This area will bring together our internal whitepapers as well as any that we deem “foundational” to our own work and thus appropriate for adding to any required reading list.

As noted elsewhere, two pieces by Schein and Schein/Scheffler are definitely foundational to the work of Accelerate Progress.

They are:

The Case for a New National Program for the Development of Cancer Therapeutics by Dr. Schein is a great starting point

and

Barriers to Efficient Development of Cancer Therapeutics by Dr. Schein and Barbara Scheffler is an excellent follow-on reading, thought it stands on its own merits as well.

Additionally, for focused insights on our approach to the use and development of advanced trial designs and statistical analysis methods within regulatory development, this recent piece by Dr. Scott Gottlieb, former Deputy Commissioner at the FDA, and also a member of our Scientific Advisory Board, as presented at the Food and Drug Law Institute Colloquium on Access to Unapproved Drugs.

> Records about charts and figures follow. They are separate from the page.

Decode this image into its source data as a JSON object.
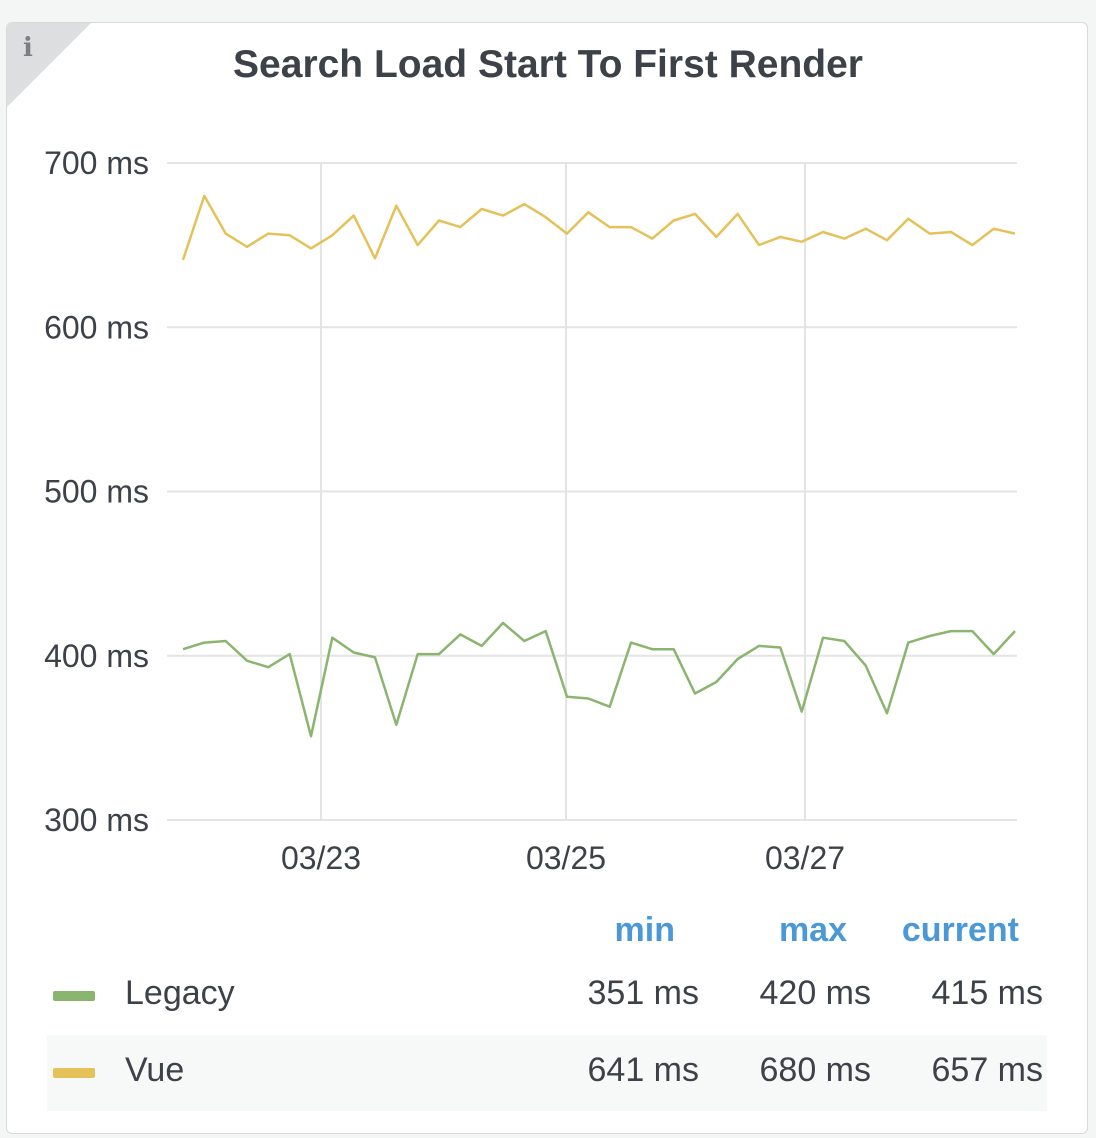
{
  "panel": {
    "title": "Search Load Start To First Render",
    "info_icon": "i"
  },
  "legend": {
    "headers": {
      "min": "min",
      "max": "max",
      "current": "current"
    },
    "rows": [
      {
        "name": "Legacy",
        "color": "#8ab56f",
        "min": "351 ms",
        "max": "420 ms",
        "current": "415 ms"
      },
      {
        "name": "Vue",
        "color": "#e5c15a",
        "min": "641 ms",
        "max": "680 ms",
        "current": "657 ms"
      }
    ]
  },
  "chart_data": {
    "type": "line",
    "x_start": "03/21 12:00",
    "x_end": "03/28 18:00",
    "x_ticks": [
      "03/23",
      "03/25",
      "03/27"
    ],
    "y_ticks": [
      "300 ms",
      "400 ms",
      "500 ms",
      "600 ms",
      "700 ms"
    ],
    "ylim": [
      300,
      700
    ],
    "unit": "ms",
    "grid": true,
    "series": [
      {
        "name": "Legacy",
        "color": "#8ab56f",
        "values": [
          404,
          408,
          409,
          397,
          393,
          401,
          351,
          411,
          402,
          399,
          358,
          401,
          401,
          413,
          406,
          420,
          409,
          415,
          375,
          374,
          369,
          408,
          404,
          404,
          377,
          384,
          398,
          406,
          405,
          366,
          411,
          409,
          394,
          365,
          408,
          412,
          415,
          415,
          401,
          415
        ]
      },
      {
        "name": "Vue",
        "color": "#e5c15a",
        "values": [
          641,
          680,
          657,
          649,
          657,
          656,
          648,
          656,
          668,
          642,
          674,
          650,
          665,
          661,
          672,
          668,
          675,
          667,
          657,
          670,
          661,
          661,
          654,
          665,
          669,
          655,
          669,
          650,
          655,
          652,
          658,
          654,
          660,
          653,
          666,
          657,
          658,
          650,
          660,
          657
        ]
      }
    ]
  }
}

Improving Access to Life-Saving Medicines through Modernization of the Regulatory Review Process

As Dr. Gottlieb notes, it’s all about “Accelerating Access Through Better Science”.  We have the tools and our understanding of the science has advanced significantly enough to allow us to design better trials, to use better statistical analysis tools, and to learn more in shorter periods of time, but we need to focus on using those tools and science to full advantage.  Accelerate Progress will be leading the way in this area by forming appropriate academic, industry, and governmental collaborations and funding direct research efforts to improve our knowledge and use of advanced trial designs and analytical tools.